UC Irvine

Medical imaging modalities such as computed tomography (CT) and magnetic resonance imaging (MRI) play an important role in clinical workflows because they allow radiologists to analyze a patient's anatomy in great detail while being minimally invasive. Organ segmentation, in particular, is often performed as a preliminary step for treatment planning, diagnosis, and prognosis. Manual organ segmentation is, however, a very expensive and time consuming process, so there is great demand for computer assisted or automated organ segmentation methods. In recent years, thanks in part to the advent of large-scale labeled datasets such as ImageNet, deep convolutional neural networks (CNNs) have become the dominant approach to solving segmentation tasks in the natural imaging domain. Since there is a lack of large-scale labeled datasets in the medical domain, it is difficult to optimally train a deep CNN from scratch. Transfer learning from ImageNet is also suboptimal because medical images are inherently different from natural images.

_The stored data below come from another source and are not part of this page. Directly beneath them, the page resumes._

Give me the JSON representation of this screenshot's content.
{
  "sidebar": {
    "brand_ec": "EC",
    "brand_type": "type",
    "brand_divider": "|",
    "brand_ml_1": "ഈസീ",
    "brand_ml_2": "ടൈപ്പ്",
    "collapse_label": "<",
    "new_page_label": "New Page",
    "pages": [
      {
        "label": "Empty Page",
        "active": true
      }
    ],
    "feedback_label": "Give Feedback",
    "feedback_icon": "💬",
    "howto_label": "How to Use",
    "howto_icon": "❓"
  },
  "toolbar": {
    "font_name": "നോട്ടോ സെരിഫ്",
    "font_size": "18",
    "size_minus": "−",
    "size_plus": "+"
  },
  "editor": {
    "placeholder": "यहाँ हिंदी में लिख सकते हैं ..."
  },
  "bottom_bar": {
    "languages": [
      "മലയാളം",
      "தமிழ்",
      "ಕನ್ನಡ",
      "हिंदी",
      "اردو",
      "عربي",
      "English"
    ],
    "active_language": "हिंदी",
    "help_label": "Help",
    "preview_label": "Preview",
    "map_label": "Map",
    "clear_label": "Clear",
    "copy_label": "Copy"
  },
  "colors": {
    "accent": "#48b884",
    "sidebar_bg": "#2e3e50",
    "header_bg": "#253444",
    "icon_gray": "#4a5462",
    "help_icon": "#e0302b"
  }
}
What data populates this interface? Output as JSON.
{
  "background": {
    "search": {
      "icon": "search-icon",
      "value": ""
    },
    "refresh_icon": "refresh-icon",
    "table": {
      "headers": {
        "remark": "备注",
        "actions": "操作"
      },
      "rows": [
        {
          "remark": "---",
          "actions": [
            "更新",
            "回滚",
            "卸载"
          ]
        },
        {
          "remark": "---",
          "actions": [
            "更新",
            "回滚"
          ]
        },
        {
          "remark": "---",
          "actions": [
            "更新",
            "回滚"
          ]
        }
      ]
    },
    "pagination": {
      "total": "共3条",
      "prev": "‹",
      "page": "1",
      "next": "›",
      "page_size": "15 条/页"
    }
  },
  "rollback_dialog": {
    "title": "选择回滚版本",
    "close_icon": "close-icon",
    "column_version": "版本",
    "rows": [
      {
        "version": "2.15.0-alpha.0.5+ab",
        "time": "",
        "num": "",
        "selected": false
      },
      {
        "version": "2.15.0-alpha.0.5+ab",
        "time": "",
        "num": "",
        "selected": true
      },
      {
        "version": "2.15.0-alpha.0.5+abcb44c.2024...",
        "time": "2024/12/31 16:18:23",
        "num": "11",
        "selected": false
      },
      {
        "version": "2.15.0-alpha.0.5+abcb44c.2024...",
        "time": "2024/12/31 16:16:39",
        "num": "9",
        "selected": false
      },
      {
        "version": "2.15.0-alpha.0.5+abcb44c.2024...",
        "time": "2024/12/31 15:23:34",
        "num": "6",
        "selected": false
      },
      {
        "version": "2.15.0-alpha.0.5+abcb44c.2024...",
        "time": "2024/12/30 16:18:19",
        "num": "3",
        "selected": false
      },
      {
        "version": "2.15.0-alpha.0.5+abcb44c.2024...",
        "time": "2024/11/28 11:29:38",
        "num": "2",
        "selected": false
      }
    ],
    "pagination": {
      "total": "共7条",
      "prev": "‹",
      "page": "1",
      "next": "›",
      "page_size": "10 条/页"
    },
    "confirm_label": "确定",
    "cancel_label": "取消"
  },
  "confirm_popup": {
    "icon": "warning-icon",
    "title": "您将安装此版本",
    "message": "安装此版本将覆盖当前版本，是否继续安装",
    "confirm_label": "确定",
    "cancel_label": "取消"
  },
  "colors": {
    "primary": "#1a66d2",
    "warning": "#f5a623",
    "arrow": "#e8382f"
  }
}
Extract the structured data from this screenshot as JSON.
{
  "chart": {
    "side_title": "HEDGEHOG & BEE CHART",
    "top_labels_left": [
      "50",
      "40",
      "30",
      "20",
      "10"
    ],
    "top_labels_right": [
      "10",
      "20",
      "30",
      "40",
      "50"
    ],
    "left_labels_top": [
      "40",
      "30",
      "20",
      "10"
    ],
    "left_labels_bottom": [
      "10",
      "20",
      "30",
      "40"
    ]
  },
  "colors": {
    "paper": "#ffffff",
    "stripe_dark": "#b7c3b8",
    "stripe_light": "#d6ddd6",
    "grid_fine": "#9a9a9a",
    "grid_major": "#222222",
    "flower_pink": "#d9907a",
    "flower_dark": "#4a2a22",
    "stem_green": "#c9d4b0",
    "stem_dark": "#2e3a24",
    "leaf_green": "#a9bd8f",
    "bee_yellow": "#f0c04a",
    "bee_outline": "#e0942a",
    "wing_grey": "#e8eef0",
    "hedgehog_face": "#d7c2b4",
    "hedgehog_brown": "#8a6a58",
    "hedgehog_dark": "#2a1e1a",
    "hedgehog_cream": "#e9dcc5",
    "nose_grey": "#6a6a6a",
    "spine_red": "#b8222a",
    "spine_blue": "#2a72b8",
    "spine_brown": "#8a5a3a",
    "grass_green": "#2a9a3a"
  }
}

In this thesis we aim to overcome two main challenges in deep learning-based medical image analysis: insufficient labeled data and domain shift. We propose a self-supervised contrastive learning framework for pre-training CNNs on unlabeled medical datasets in order to learn generic representations that can be fine-tuned for a wide range of multi-organ segmentation tasks. We introduce a novel contrastive loss for dense self-supervised pre-training on local regions. Finally, we conduct extensive experiments on three multi-organ datasets and demonstrate that our method consistently boosts current supervised and self-supervised pre-training approaches.